Meagre monsoon rains have pushed India to the brink of drought,
putting pressure on food prices and energy supplies and imperilling
economic growth, but bulging stocks of wheat and rice will provide a
buffer, top officials said on Tuesday. 'We are staring at the
prospect of an impending drought,' prime minister Manmohan Singh
told a meeting of environment ministers of states. India's vital
monsoon rains have been 29 per cent below normal since the beginning
of the June-September season, hurting crops such as rice and cane
and triggering a sharp rise in food prices in India and sugar futures
abroad. Monsoon rains revived in the past few days, particularly
in the cane-producing state of Uttar Pradesh, where the state
government has declared a drought in most of the districts, but this
has not eased concerns of government and trade officials. A
central bank deputy governor said erratic monsoon rains may put
pressure on prices, but the deputy chairman of the Planning
Commission said India had enough stocks of food to counter
inflationary pressures. Trade Secretary Rahul Khullar, meanwhile,
said the government was not considering a ban on exports of corn and
soymeal. Finance minister Pranab Mukherjee said on Tuesday he
expects economic growth in 2009/10 to be over 6 per cent, as forecast
earlier and in line with a central bank estimate, despite the
monsoon shortfall. He earlier said that 'the ground reality was
that the drought has set in,' according to a government statement
late on Monday. Some private economists have said poor rains could
trim economic growth by as much as 2 percentage points in the fiscal
year that ends in March. Investors, meanwhile, are growing nervous
that a poor harvest could crimp rural spending and erode profit
growth for sellers of consumer goods. Farming accounts for just 17
per cent of the Indian economy but rural consumption makes up more
than half of domestic demand.

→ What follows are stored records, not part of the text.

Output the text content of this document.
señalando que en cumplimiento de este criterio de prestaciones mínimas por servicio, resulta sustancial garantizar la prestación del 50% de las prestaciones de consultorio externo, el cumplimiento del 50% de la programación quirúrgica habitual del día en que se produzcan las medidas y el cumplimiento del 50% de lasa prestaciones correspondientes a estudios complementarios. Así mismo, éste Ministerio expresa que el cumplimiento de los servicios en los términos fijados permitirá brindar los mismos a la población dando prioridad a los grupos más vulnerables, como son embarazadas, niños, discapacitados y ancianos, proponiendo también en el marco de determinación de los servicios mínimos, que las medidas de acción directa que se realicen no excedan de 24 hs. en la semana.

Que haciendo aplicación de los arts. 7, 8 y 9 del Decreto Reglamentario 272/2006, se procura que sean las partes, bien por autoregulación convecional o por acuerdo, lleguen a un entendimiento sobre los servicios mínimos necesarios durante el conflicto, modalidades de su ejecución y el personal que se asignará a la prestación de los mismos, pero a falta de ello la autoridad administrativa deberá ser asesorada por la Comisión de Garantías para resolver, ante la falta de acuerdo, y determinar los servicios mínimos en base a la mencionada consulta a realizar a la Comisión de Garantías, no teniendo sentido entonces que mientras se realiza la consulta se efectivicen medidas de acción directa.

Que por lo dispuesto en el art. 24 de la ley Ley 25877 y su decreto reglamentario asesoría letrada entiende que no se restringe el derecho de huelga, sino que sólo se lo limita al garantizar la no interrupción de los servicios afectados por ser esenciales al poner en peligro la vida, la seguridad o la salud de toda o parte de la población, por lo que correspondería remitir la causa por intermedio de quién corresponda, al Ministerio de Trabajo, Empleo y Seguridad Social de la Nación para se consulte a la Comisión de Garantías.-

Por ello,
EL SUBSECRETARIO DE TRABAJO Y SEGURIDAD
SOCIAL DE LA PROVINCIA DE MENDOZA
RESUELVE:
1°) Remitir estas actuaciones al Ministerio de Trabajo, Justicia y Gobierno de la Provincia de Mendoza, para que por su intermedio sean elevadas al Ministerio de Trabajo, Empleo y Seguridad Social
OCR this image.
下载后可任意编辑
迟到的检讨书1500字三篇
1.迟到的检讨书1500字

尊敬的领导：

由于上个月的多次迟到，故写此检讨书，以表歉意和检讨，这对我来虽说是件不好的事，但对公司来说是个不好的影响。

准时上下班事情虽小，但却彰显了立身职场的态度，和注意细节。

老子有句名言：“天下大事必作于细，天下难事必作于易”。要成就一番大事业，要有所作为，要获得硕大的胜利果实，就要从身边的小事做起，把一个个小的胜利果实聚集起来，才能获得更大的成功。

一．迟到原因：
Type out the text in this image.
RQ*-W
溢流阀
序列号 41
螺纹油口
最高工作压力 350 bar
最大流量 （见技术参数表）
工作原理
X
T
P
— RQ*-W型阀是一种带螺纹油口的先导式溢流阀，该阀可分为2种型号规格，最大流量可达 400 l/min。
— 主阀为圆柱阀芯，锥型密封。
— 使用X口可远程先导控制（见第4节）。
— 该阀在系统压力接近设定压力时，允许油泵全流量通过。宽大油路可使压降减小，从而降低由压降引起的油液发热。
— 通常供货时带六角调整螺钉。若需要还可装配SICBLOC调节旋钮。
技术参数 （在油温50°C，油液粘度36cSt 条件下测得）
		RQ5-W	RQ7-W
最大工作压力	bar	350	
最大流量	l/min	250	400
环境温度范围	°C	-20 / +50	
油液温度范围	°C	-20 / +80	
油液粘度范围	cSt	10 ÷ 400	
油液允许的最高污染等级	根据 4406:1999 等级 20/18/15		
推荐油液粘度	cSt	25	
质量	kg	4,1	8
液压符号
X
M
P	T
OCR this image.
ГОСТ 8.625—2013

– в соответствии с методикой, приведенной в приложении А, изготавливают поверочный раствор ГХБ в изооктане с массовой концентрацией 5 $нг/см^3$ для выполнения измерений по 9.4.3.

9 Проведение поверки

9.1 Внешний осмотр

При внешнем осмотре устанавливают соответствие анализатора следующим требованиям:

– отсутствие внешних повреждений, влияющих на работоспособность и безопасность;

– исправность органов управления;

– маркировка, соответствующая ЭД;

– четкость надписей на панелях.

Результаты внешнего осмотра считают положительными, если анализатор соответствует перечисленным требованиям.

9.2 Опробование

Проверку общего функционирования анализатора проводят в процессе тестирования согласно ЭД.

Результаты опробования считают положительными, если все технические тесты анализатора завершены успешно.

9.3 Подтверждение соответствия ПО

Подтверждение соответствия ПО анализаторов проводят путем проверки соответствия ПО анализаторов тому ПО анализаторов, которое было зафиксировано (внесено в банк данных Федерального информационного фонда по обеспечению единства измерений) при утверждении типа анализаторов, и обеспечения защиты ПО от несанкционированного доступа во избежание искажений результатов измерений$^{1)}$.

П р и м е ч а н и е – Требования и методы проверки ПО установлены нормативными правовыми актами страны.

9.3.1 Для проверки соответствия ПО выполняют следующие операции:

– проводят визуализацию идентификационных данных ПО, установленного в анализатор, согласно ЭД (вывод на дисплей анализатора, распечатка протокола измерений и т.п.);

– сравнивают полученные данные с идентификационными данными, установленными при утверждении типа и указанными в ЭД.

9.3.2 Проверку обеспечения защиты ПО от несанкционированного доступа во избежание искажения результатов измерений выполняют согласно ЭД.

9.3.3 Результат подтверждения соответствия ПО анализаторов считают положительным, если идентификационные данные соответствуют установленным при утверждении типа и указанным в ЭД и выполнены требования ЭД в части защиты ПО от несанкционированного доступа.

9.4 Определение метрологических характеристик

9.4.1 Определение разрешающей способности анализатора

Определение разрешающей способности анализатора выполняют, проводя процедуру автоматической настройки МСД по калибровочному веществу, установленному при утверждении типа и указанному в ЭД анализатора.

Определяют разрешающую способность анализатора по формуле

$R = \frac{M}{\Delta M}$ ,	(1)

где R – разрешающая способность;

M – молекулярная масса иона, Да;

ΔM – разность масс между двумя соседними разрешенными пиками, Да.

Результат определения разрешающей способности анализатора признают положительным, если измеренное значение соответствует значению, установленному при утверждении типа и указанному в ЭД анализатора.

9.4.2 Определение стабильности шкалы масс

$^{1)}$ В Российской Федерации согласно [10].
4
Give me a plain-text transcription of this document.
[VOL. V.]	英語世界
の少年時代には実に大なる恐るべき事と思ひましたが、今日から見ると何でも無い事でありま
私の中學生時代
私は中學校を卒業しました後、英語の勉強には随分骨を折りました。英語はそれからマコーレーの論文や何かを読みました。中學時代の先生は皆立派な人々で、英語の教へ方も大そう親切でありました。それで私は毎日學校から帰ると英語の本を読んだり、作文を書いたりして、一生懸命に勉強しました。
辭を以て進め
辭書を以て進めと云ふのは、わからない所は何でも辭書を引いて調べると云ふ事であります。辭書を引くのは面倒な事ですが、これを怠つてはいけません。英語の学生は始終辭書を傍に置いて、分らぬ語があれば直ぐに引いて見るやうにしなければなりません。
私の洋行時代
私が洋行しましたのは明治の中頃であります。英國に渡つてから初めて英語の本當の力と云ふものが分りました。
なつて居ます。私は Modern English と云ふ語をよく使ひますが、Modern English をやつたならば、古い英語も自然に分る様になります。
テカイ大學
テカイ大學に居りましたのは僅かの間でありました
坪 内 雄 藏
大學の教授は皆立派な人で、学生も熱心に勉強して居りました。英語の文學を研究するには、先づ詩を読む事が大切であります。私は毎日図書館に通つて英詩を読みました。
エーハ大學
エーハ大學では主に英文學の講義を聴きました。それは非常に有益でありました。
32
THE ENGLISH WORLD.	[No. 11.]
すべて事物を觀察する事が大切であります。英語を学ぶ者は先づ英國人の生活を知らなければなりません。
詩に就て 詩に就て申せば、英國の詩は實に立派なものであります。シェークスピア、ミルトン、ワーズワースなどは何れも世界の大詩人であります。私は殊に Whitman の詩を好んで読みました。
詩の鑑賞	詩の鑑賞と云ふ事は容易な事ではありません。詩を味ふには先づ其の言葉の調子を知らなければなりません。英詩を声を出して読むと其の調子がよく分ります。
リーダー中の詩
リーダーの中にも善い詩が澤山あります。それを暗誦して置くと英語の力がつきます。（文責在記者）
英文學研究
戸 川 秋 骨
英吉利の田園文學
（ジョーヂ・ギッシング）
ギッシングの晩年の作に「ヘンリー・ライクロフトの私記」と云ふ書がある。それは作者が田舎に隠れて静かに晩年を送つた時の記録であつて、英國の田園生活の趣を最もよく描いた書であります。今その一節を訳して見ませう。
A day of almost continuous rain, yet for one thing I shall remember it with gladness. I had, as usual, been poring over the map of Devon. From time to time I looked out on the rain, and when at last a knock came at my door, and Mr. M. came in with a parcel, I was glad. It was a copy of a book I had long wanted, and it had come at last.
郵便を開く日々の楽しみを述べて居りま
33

India's economic growth slowed to 6.7
per cent in its most recent fiscal year after three straight years of
growth of at least 9 per cent. Low rainfall has slowed the
refilling of India's main water reservoirs, threatening the supply
of hydropower, which accounts for a quarter of India's generation,
and reducing availability of water to irrigate winter-sown crops such
as wheat and rapeseed. Hydropower generation in India had fallen
10 per cent from last year, Central Electricity Authority Chairman
Rakesh Nath told reporters. The weather office has forecast
widespread rains in the key cane-growing areas in north and northwest
India as well as the central Indian state of Madhya Pradesh, the main
soybean- growing region. Farm minister, Sharad Pawar, said on
Monday that the country needed to raise planting of winter-sown
crops and improve irrigation to make up for the damage to farms.
Monsoon rains are vital for India's summer- sown crops such as rice,
sugarcane and soybeans because the majority of the farmers do not
have access to irrigation facilities.